Everything on these pictures is rotting, disintegrating.
And as for the dead animals, birds and fish … ’
‘I’m just processing what’s happening to me. It’s good for me, I think.’
‘But you’ve done so much. Oil paintings of this size and this detail – this would be a lifetime’s work for some artists. Have you been sleeping at all? I’ve never known you produce work this fast.’
‘It’s better for me to be busy,’ Mol said, but her voice made it more question than statement.
‘Oh sweetheart, let’s just move. We’ve talked about it. I think it would be best. We’ll put the house on the market, and I can get a job anywhere in the UK. The south coast is nice. Maybe the New Forest. Cornwall, even. We can go as soon as I’ve got a new job. We’ll rent until the house is sold—’
‘You can’t move away from the internet, Mum. It’s everywhere. He’s destroyed my reputation, my work, my personal life. My name. Cornwall can’t fix that.’
‘Then we’ll go back to the police and we won’t stop until they find this bastard.’
‘God, Mum, would you wake up? I know you mean well but it’s not your life he’s destroyed.
I don’t even know what’s real any more. I see a dead pigeon in our driveway and I’m convinced he threw it there.
If a letter arrives with a ripped edge, I think he’s been going through our post. I walk along the street with my phone camera pointed over my shoulder so I can see who’s behind me.
I can’t see beauty any more, that’s why these paintings exist. I never knew the meaning of the word corruption until this started. My life is over!’
‘It’s not—’
Molly screeched. ‘Yes it is! I can’t date, I can’t go online or go to galleries, I can’t sell my work, I can’t sleep and I can’t eat.
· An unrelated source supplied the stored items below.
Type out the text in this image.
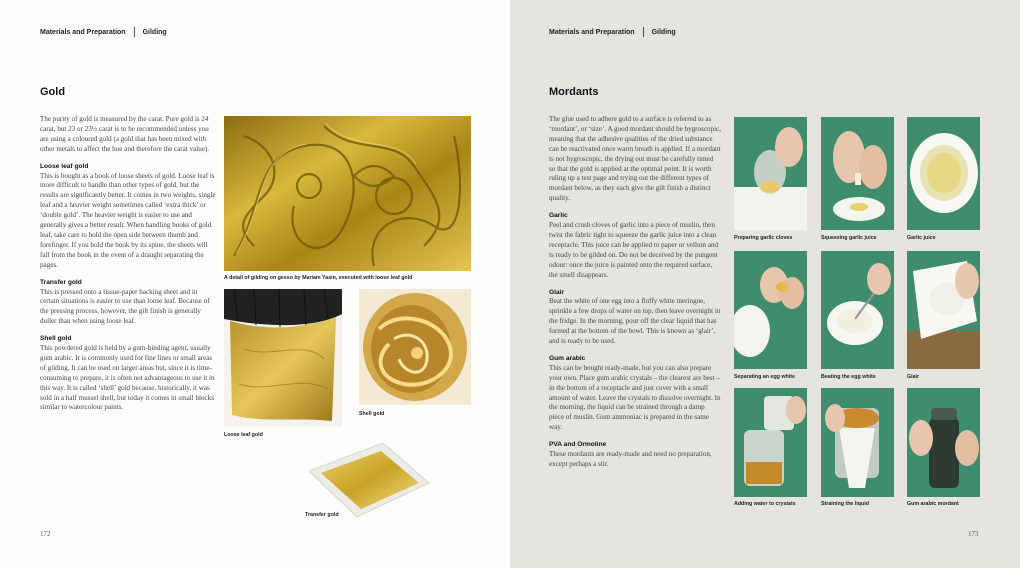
Materials and Preparation Gilding
Gold

The purity of gold is measured by the carat. Pure gold is 24 carat, but 23 or 23½ carat is to be recommended unless you are using a coloured gold (a gold that has been mixed with other metals to affect the hue and therefore the carat value).

Loose leaf gold
This is bought as a book of loose sheets of gold. Loose leaf is more difficult to handle than other types of gold, but the results are significantly better. It comes in two weights, single leaf and a heavier weight sometimes called ‘extra thick’ or ‘double gold’. The heavier weight is easier to use and generally gives a better result. When handling books of gold leaf, take care to hold the open side between thumb and forefinger. If you hold the book by its spine, the sheets will fall from the book in the event of a draught separating the pages.

Transfer gold
This is pressed onto a tissue-paper backing sheet and in certain situations is easier to use than loose leaf. Because of the pressing process, however, the gilt finish is generally duller than when using loose leaf.

Shell gold
This powdered gold is held by a gum-binding agent, usually gum arabic. It is commonly used for fine lines or small areas of gilding. It can be used on larger areas but, since it is time-consuming to prepare, it is often not advantageous to use it in this way. It is called ‘shell’ gold because, historically, it was sold in a half mussel shell, but today it comes in small blocks similar to watercolour paints.

A detail of gilding on gesso by Mariam Yasin, executed with loose leaf gold
Loose leaf gold
Shell gold
Transfer gold
172
Materials and Preparation Gilding
Mordants

The glue used to adhere gold to a surface is referred to as ‘mordant’, or ‘size’. A good mordant should be hygroscopic, meaning that the adhesive qualities of the dried substance can be reactivated once warm breath is applied. If a mordant is not hygroscopic, the drying out must be carefully timed so that the gold is applied at the optimal point. It is worth ruling up a test page and trying out the different types of mordant below, as they each give the gilt finish a distinct quality.

Garlic
Peel and crush cloves of garlic into a piece of muslin, then twist the fabric tight to squeeze the garlic juice into a clean receptacle. This juice can be applied to paper or vellum and is ready to be gilded on. Do not be deceived by the pungent odour: once the juice is painted onto the required surface, the smell disappears.

Glair
Beat the white of one egg into a fluffy white meringue, sprinkle a few drops of water on top, then leave overnight in the fridge. In the morning, pour off the clear liquid that has formed at the bottom of the bowl. This is known as ‘glair’, and is ready to be used.

Gum arabic
This can be bought ready-made, but you can also prepare your own. Place gum arabic crystals – the clearest are best – in the bottom of a receptacle and just cover with a small amount of water. Leave the crystals to dissolve overnight. In the morning, the liquid can be strained through a damp piece of muslin. Gum ammoniac is prepared in the same way.

PVA and Ormoline
These mordants are ready-made and need no preparation, except perhaps a stir.

Preparing garlic cloves	Squeezing garlic juice	Garlic juice
Separating an egg white	Beating the egg white	Glair
Adding water to crystals	Straining the liquid	Gum arabic mordant
173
I tried fighting fire with fire and announcing online that I was being harassed but I was just shouting into the void.
He’s launched a hate campaign against me, and he’s very, very good at it.
No one can help me. Not even you.’ She clutched her stomach and fell to her knees.
Beth moved towards her, but Molly held up a warning hand. ‘Don’t.’
Beth looked around at the canvases filled with death and decay, decadently and extravagantly portrayed, so realistic that it was impossible not to want to reach out and touch each scene.
Her daughter, her beautiful, talented adult daughter, was curled up on the floor, forehead touching the cold concrete floor of her studio, broken.
Utterly, utterly broken. For the first time since Beth had become a mother, she was powerless and terrified.
And she knew in her heart that they hadn’t hit rock bottom quite yet.